As German industrialists not only say nein but hell no to Washington's efforts to kill the Nordstream 2 project, Merkel's foreign minister Sigmar Gabriel has declared the new package of American sanctions targeting Russian gas exports to be unacceptable for Germany. Small wonder: when you look at the numbers cited by the Kremlin Stooge blogger Mark Chapman above, with plummeting natural gas production from the North Sea and stagnant to slowly declining output from Norway, the main rising competitor to Russian gas in Europe for the foreseeable future is Moscow's ally Iran. Without whose consent, the third biggest gas exporter in the world Qatar cannot pipe its hydrocarbons through Iraq and thence to Turkey and Europe -- though Qatar's extensive LNG terminals are, unlike the American ones, already built and permitted.
As The Sirius Report's London Paul plans to detail in an upcoming piece for his subscribers, the gas game has changed in Eurasia radically in favor of the Eastern powers, thanks in no small part to Obama and now Trump-inspired Saudi blunders. Moscow is now positioned with Tehran to create the gas cartel of the century with Doha, whose eastward tilt has accelerated thanks to Riyadh's ridiculously hypocritical charges of sponsoring terrorism and failed blockade.
A Good Reason to Remain Bullish on Poland:
The Three Seas Initiative Will Compliment European Portion of China's One Belt One Road
None of the above is to say, however, that simply because the mass import of American LNG to Europe will not work economically, that the Three Seas Initiative is a pipe dream -- quite the contrary! The Russian Analyst is bullish on Poland due to its positive demographic profile -- many Poles who earned degrees or wages abroad are returning from the likes of London to more affordable, family formation friendly locales. But that's not the only reason we like Poland for steady growth -- assuming that no insane clash is provoked on Russia's westernmost Baltic Sea-front border with the Poles in the Kaliningrad region -- there are many other things to like about Jack Posobiec and the #SlavRight's showcase country.
Like the Czechs, the Poles smartly opted out of adopting the euro straitjacket and kept their own currency. Like their allies the Hungarians, the Poles have refused to take crap from Brussels and kept migrants prone to the dole and crime out of their country, letting more politically correct nations like Germany and Sweden take the lead in globalist virtue signaling and the subsequent crime waves.
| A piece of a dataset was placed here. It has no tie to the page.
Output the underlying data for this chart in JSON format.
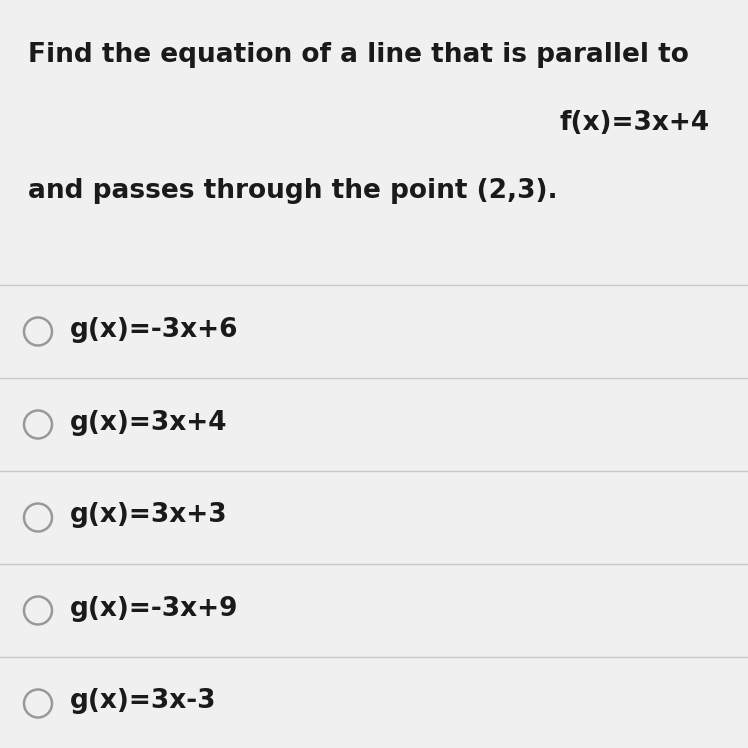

In the land of the blind the one eyed man is king -- Poland's debt to GDP ratio might not be as low as Russia's, but it's manageable compared to the piling up train wrecks of southern European and even French government debts. Like most of the Slavs, Poles keep their personal debts in check, and strongly support traditional values.
Finally, IF it can accept that Russo-German partnership need not come at its expense, Poland is well situated to profit from the Antwerp/Rhine valley to Moscow Eurasian trade route and thence to western China One Belt/One Road mega project. Just as China is developing the Budapest to Piraeus railways and widening transport corridors through the Balkans, along comes a Visegrad project (Three Seas) whose infrastructure component quietly compliments rather than hinders Beijing's Central and Eastern European ambitions. Donald Trump did indeed, give a good speech, and PiS loyalists as well as some Polish-Americans chanting 'Trump!' put on a good show Thursday. Nonetheless, as we wrote before, 'Russia versus the West' is a scam -- much of what was called 'the West' as recently as the Reagan era no longer exists. The real story of Poland's prosperous 21st century is waiting to be written in the flow of trade to the East -- even as the remaining European men of the West look to old Warsaw's packed cathedrals with hope.